Bu durumda Mahkemece; kazayla ilgili eksik kalan tedavi evrakları temin edildikten sonra, yukarıda belirtilen açıklamalar ışığında ve olay tarihi itibariyle yürürlükte bulunan 30.03.2013 tarihli Özürlülük Ölçütü, Sınıflandırması ve Özürlülere Verilecek Sağlık Kurulu Raporları Hakkında Yönetmelik ölçülerine göre, davacının kaza neticesinde oluşmayan orta düzeyde zihinsel gelişim engeli nedeniyle oluşan sekel dışlanarak sadece kaza ile illiyetli sekelin hesaplamaya dahil edilerek değerlendirilmesi amacıyla Adli Tıp Kurumundan davacının kaza nedeniyle uğradığı çalışma gücü kaybı bulunup bulunmadığı ve varsa oranı konusunda ayrıntılı, gerekçeli ve denetime elverişli rapor alınarak (maluliyet oranı bakımından usuli kazanılmış haklar gözetilmek suretiyle) sonucuna göre karar verilmesi gerekirken, eksik incelemeyle, yazılı şekilde karar verilmesi doğru görülmemiştir.
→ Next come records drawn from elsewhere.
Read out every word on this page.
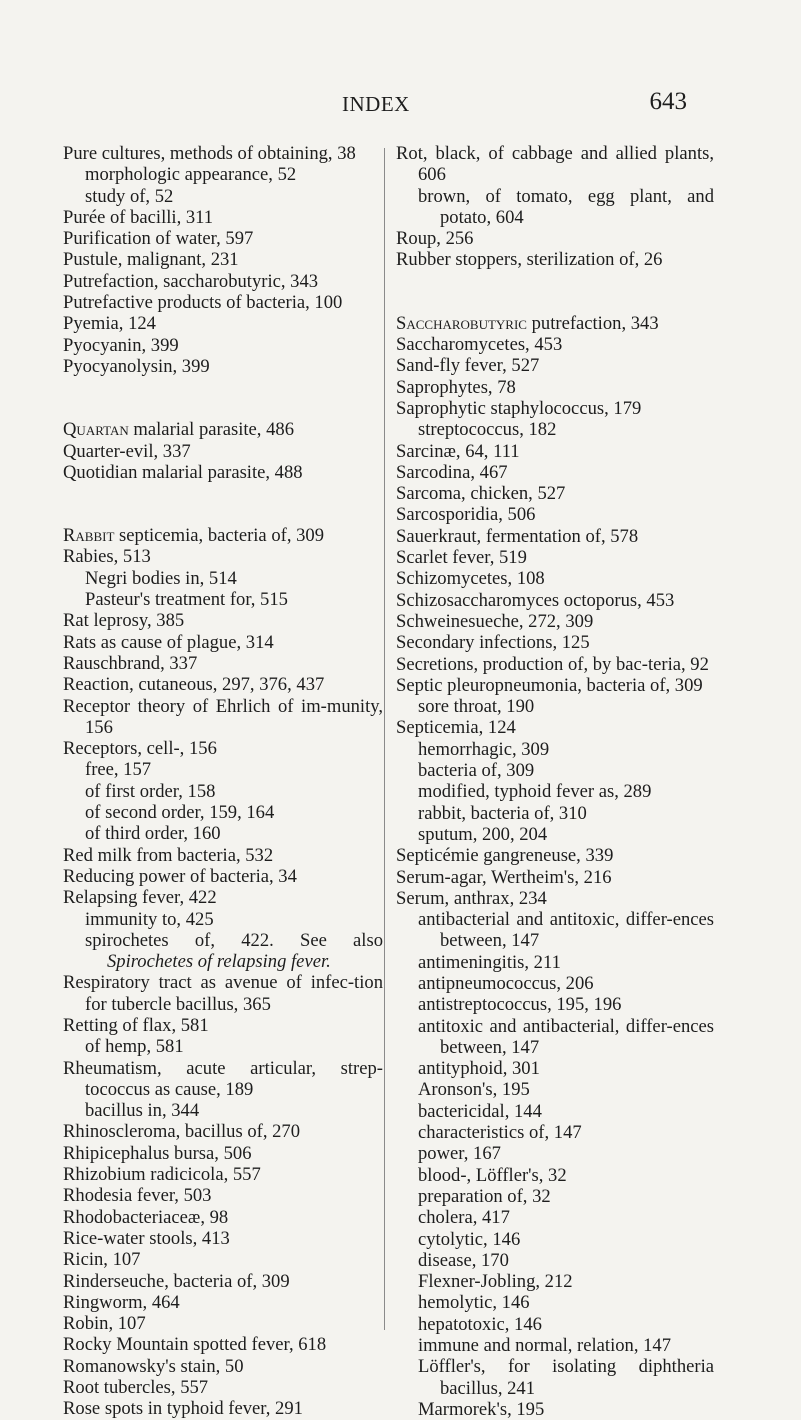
INDEX	643
Pure cultures, methods of obtaining, 38
morphologic appearance, 52
study of, 52
Purée of bacilli, 311
Purification of water, 597
Pustule, malignant, 231
Putrefaction, saccharobutyric, 343
Putrefactive products of bacteria, 100
Pyemia, 124
Pyocyanin, 399
Pyocyanolysin, 399
Quartan malarial parasite, 486
Quarter-evil, 337
Quotidian malarial parasite, 488
Rabbit septicemia, bacteria of, 309
Rabies, 513
Negri bodies in, 514
Pasteur's treatment for, 515
Rat leprosy, 385
Rats as cause of plague, 314
Rauschbrand, 337
Reaction, cutaneous, 297, 376, 437
Receptor theory of Ehrlich of im-munity, 156
Receptors, cell-, 156
free, 157
of first order, 158
of second order, 159, 164
of third order, 160
Red milk from bacteria, 532
Reducing power of bacteria, 34
Relapsing fever, 422
immunity to, 425
spirochetes of, 422. See also Spirochetes of relapsing fever.
Respiratory tract as avenue of infec-tion for tubercle bacillus, 365
Retting of flax, 581
of hemp, 581
Rheumatism, acute articular, strep-tococcus as cause, 189
bacillus in, 344
Rhinoscleroma, bacillus of, 270
Rhipicephalus bursa, 506
Rhizobium radicicola, 557
Rhodesia fever, 503
Rhodobacteriaceæ, 98
Rice-water stools, 413
Ricin, 107
Rinderseuche, bacteria of, 309
Ringworm, 464
Robin, 107
Rocky Mountain spotted fever, 618
Romanowsky's stain, 50
Root tubercles, 557
Rose spots in typhoid fever, 291
Rot, black, of cabbage and allied plants, 606
brown, of tomato, egg plant, and potato, 604
Roup, 256
Rubber stoppers, sterilization of, 26
Saccharobutyric putrefaction, 343
Saccharomycetes, 453
Sand-fly fever, 527
Saprophytes, 78
Saprophytic staphylococcus, 179
streptococcus, 182
Sarcinæ, 64, 111
Sarcodina, 467
Sarcoma, chicken, 527
Sarcosporidia, 506
Sauerkraut, fermentation of, 578
Scarlet fever, 519
Schizomycetes, 108
Schizosaccharomyces octoporus, 453
Schweinesueche, 272, 309
Secondary infections, 125
Secretions, production of, by bac-teria, 92
Septic pleuropneumonia, bacteria of, 309
sore throat, 190
Septicemia, 124
hemorrhagic, 309
bacteria of, 309
modified, typhoid fever as, 289
rabbit, bacteria of, 310
sputum, 200, 204
Septicémie gangreneuse, 339
Serum-agar, Wertheim's, 216
Serum, anthrax, 234
antibacterial and antitoxic, differ-ences between, 147
antimeningitis, 211
antipneumococcus, 206
antistreptococcus, 195, 196
antitoxic and antibacterial, differ-ences between, 147
antityphoid, 301
Aronson's, 195
bactericidal, 144
characteristics of, 147
power, 167
blood-, Löffler's, 32
preparation of, 32
cholera, 417
cytolytic, 146
disease, 170
Flexner-Jobling, 212
hemolytic, 146
hepatotoxic, 146
immune and normal, relation, 147
Löffler's, for isolating diphtheria bacillus, 241
Marmorek's, 195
4-Bozma neden ve şekline göre, davacılar vekilinin davacı … lehine hükmedilen manevi tazminat miktarına yönelik temyiz itirazlarının şimdilik incelenmesine gerek görülmemiştir.
SONUÇ: Yukarıda (1) numaralı bentte açıklanan nedenlerle davacılar vekilinin davacılar … ve … bakımından Bölge Adliye Mahkemesi 10.06.2020 tarihli ek kararına yönelik temyiz itirazlarının REDDİNE, (2) numaralı bentte açıklanan nedenlerle davacılar vekilinin davacı … bakımından ek karara yönelik temyiz itirazlarının kabulü ile Bölge Adliye Mahkemesinin 10.06.2020 tarihli ek kararının KALDIRILMASINA, (3) numaralı bentte açıklanan nedenlerle davacılar vekilinin temyiz itirazlarının kabulü ile Bölge Adliye Mahkemesi kararının HMK 373/1. maddesi gereğince KALDIRILMASINA ve İlk Derece Mahkemesi kararının HMK 371. maddesi uyarınca BOZULMASINA, (4) numaralı bentte açıklanan nedenlerle davacılar vekilinin davacı … lehine hükmedilen manevi tazminat miktarına yönelik sair temyiz itirazlarının şimdilik incelenmesine yer olmadığına, dosyanın İlk Derece Mahkemesine, kararın bir örneğinin Bölge Adliye Mahkemesine GÖNDERİLMESİNE, peşin alınan harcın istek halinde temyiz eden davacılara geri verilmesine 03.11.2022 tarihinde oybirliğiyle karar verildi.